É a era das adaptações dos quadrinhos para o cinema! Desde que Stan Lee colocou seus heróis de roupa colante no topo da lista de blockbusters tudo mundo parece ter sacado que transformar gibi em filme dá grana. De vez em quando, claro, alguém pisa na bola (a DC Comics fez disso um hábito quase religioso!), e de vez em quando uma HQ que passou abaixo dos radares aparece como filme e surpreende. Nessa sexta feira, a Netflix, que parece estar obstinada a se tornar a maior produtora de audiovisual do planeta, lançou em sua plataforma streaming o filme Polar, adaptação da webcomic de mesmo nome publicada pelo espanhol Victor Santos em 2009.

No filme, Duncan Vizla (o sempre excelente Mads Mikkelsen) é um assassino profissional que se aposenta ao completar 50 anos e tenta encontrar algum sossego numa cabana nos cafundós congelados de Montana. Vizla trabalhou por décadas para uma grande empresa internacional de assassinos (??!!) e receberá cerca de oito milhões de dólares de aposentadoria, a não ser que morra sem deixar herdeiros. Nesse caso, a empresa se torna a única beneficiária do falecido e o grande chefão por trás da companhia tem a brilhante ideia de mandar os próprios assassinos da empresa assassinarem os aposentados e, assim, colocar mais uma grana no bolso. Tudo ia bem até que chega a vez de Vizla, “O Black Kaiser”. Não apenas ele não pretende descansar em paz tão facilmente, mas o senhor do crime comete um grande erro ao meter Camille, a vizinha do camarada (Vanessa Hudgens, bastante confortável numa atuação distante das cores neon de High School Musical), no meio da briga.

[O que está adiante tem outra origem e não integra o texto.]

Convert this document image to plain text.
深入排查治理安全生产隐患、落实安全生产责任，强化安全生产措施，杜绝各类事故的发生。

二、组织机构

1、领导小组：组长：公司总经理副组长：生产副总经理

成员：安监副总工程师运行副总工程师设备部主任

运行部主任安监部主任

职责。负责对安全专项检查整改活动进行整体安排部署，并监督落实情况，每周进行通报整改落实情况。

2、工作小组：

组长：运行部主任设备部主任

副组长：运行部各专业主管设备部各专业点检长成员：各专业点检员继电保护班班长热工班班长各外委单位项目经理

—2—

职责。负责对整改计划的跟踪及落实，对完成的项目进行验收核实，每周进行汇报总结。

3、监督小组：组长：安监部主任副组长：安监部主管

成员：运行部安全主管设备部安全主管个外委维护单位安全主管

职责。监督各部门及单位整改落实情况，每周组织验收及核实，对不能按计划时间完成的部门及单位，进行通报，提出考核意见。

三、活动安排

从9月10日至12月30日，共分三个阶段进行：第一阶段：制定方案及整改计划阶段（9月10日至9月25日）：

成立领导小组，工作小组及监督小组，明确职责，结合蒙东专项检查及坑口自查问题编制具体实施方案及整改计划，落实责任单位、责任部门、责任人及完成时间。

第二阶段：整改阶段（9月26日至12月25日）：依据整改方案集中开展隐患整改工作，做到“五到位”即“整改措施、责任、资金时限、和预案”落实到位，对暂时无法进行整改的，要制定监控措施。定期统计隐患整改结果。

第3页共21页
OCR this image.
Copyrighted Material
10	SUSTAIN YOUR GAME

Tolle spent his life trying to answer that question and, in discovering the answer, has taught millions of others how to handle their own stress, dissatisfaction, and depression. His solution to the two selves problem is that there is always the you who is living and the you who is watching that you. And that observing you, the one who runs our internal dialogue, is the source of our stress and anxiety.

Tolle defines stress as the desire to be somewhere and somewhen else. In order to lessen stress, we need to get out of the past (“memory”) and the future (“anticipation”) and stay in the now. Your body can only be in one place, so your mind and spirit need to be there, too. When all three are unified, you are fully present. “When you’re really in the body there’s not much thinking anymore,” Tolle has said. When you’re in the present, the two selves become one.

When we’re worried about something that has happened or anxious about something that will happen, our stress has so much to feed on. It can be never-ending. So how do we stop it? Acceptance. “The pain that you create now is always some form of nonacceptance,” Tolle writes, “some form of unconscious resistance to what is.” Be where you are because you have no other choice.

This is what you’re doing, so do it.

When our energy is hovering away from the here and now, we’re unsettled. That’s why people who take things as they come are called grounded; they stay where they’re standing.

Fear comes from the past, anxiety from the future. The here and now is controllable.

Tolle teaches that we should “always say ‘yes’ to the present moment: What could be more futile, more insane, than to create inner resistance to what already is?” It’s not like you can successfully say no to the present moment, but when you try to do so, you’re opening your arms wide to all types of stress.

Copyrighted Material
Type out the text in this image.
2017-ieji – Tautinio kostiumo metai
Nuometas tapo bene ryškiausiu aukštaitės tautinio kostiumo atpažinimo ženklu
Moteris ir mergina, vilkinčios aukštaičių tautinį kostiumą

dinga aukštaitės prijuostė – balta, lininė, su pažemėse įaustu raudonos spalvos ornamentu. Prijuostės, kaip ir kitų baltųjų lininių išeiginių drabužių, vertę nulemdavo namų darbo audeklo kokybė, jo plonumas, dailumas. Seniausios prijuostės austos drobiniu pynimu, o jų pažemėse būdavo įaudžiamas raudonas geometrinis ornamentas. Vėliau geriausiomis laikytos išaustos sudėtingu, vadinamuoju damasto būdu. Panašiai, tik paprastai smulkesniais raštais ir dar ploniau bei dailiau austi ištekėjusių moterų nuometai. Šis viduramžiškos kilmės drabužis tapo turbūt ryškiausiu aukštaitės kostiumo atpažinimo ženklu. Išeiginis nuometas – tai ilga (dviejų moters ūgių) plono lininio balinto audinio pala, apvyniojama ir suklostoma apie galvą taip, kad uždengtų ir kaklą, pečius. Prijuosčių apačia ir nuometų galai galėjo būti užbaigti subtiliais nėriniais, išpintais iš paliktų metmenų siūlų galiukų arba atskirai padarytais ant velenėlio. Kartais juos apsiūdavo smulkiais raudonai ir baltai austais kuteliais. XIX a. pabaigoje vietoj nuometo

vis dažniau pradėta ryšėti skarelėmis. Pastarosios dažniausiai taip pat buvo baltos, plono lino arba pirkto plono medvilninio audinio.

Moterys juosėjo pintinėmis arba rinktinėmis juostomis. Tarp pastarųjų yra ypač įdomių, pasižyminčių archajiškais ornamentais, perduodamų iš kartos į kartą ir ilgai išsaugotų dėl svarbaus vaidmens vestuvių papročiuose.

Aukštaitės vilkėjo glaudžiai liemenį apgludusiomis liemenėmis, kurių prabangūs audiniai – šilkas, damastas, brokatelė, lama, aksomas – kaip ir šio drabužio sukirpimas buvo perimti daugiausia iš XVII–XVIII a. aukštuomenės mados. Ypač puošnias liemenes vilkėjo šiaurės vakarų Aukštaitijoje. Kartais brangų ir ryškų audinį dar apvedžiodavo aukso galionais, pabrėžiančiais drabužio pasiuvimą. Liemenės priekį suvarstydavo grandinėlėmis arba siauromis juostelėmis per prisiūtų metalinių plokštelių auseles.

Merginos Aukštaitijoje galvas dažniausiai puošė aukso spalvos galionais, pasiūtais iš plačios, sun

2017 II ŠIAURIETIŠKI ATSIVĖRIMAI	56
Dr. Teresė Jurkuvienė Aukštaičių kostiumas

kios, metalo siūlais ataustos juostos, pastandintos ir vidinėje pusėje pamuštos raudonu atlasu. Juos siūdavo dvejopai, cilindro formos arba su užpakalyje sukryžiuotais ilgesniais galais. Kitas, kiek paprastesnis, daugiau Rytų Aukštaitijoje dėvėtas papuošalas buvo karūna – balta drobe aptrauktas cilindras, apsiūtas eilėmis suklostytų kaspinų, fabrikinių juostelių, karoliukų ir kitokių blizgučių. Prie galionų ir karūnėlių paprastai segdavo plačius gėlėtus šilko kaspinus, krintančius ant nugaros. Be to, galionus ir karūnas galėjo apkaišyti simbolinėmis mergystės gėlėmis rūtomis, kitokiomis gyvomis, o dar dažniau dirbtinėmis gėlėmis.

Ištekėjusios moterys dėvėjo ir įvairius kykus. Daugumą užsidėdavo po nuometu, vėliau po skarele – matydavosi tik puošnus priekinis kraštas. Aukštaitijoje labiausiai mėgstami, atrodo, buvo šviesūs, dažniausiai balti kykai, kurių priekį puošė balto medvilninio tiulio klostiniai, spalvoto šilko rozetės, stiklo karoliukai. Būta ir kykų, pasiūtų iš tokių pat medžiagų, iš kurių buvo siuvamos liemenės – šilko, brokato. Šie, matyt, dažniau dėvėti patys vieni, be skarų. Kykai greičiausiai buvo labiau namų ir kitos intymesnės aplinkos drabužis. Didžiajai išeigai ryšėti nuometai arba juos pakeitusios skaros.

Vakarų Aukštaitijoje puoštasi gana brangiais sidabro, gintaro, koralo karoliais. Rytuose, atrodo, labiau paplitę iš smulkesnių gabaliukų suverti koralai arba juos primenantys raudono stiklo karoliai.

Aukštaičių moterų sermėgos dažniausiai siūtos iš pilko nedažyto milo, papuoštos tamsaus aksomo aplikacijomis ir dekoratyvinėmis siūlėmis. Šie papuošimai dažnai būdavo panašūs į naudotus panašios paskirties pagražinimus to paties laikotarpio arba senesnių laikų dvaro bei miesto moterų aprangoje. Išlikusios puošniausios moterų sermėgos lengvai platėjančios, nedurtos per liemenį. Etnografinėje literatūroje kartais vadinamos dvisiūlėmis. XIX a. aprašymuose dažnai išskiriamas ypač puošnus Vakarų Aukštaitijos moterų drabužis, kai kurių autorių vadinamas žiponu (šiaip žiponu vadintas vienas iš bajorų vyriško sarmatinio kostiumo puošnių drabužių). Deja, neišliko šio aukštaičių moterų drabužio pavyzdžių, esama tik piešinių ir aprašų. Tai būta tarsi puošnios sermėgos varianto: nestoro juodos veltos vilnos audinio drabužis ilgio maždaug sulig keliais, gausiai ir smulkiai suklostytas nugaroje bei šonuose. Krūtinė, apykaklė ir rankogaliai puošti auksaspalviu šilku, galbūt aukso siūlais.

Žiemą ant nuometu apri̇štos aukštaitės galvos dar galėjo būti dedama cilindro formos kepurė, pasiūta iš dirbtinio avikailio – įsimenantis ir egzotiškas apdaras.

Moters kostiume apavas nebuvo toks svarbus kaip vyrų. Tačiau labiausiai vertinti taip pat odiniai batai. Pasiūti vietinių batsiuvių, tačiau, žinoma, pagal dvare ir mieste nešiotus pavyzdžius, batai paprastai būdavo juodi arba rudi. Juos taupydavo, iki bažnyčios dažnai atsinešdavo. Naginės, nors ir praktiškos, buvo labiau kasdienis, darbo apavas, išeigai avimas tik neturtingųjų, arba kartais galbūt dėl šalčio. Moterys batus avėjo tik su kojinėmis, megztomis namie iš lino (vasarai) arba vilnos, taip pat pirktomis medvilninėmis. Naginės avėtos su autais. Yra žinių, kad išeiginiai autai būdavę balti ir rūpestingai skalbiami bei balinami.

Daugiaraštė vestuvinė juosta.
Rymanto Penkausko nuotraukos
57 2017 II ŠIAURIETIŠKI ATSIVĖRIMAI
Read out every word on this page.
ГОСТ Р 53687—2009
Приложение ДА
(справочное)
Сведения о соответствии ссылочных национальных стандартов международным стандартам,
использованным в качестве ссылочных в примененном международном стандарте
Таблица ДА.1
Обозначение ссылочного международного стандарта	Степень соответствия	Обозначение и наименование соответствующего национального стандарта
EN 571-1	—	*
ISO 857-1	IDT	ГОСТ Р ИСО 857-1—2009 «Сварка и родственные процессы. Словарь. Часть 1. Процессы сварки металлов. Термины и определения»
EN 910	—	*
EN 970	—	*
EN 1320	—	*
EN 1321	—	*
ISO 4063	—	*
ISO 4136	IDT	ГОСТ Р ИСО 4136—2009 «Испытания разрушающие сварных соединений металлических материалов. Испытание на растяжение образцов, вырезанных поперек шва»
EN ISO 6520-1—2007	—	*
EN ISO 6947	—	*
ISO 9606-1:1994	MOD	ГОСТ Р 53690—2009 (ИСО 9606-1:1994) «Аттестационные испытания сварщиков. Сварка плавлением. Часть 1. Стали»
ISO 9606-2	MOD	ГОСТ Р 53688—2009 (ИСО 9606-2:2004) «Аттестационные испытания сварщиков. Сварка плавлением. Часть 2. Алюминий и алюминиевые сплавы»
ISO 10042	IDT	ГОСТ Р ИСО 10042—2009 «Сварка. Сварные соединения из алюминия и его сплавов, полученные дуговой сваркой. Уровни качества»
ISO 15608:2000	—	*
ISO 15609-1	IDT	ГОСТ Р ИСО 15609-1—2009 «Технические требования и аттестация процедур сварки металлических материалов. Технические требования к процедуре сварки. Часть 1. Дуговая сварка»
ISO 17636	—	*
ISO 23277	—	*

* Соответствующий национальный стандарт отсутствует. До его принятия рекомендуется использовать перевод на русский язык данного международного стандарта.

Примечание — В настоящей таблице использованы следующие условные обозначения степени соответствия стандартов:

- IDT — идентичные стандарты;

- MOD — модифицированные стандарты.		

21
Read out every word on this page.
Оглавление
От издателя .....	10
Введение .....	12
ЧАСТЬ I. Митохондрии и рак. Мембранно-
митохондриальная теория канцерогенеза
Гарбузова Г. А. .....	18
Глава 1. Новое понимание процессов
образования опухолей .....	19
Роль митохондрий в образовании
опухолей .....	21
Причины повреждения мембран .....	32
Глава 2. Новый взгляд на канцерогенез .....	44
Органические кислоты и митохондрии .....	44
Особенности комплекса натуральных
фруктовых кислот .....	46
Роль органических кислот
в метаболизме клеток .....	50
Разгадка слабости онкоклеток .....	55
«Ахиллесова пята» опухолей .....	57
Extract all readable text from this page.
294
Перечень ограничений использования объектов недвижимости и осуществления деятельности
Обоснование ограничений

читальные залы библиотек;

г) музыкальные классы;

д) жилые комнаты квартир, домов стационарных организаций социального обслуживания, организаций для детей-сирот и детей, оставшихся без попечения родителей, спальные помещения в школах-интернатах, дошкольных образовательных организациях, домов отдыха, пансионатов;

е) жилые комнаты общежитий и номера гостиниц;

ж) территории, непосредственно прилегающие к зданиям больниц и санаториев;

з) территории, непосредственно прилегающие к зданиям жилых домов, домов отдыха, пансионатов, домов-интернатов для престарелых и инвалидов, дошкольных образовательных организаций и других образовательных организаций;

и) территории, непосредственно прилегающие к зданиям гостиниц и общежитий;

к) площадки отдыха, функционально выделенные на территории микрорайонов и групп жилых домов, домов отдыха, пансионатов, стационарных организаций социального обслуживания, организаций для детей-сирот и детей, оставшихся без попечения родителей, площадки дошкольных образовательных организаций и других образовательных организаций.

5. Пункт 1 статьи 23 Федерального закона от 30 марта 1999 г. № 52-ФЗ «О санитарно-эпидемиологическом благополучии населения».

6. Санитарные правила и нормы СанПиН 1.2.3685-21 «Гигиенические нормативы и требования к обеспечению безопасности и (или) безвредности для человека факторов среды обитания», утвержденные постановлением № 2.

Desde o lançamento do trailer é difícil não comparar o filme com John Wick, e há, sim, vários elementos similares entre os dois, em especial a idéia de que existe todo um mundo paralelo super organizado onde assassinos recebem apoio logístico para realizarem seu trabalho, com direito a plano de pensão, assistência médica e aquisição da empresa de assassinos por outra empresa. Mas “O Profissional”, filme de 1994 que colocou Natalie Portman no mapa, me parece uma comparação mais próxima. A história de um assassino desapaixonado pela vida que encontra na figura da vizinha uma nova razão para viver e lutar e, quem sabe, se redimir por todo o mal que causou. O relacionamento estranho e silencioso entre Duncan Vizla e Camille rende momentos interessantes (e uma divertida referência a “Um Tira no Jardim de Infância”).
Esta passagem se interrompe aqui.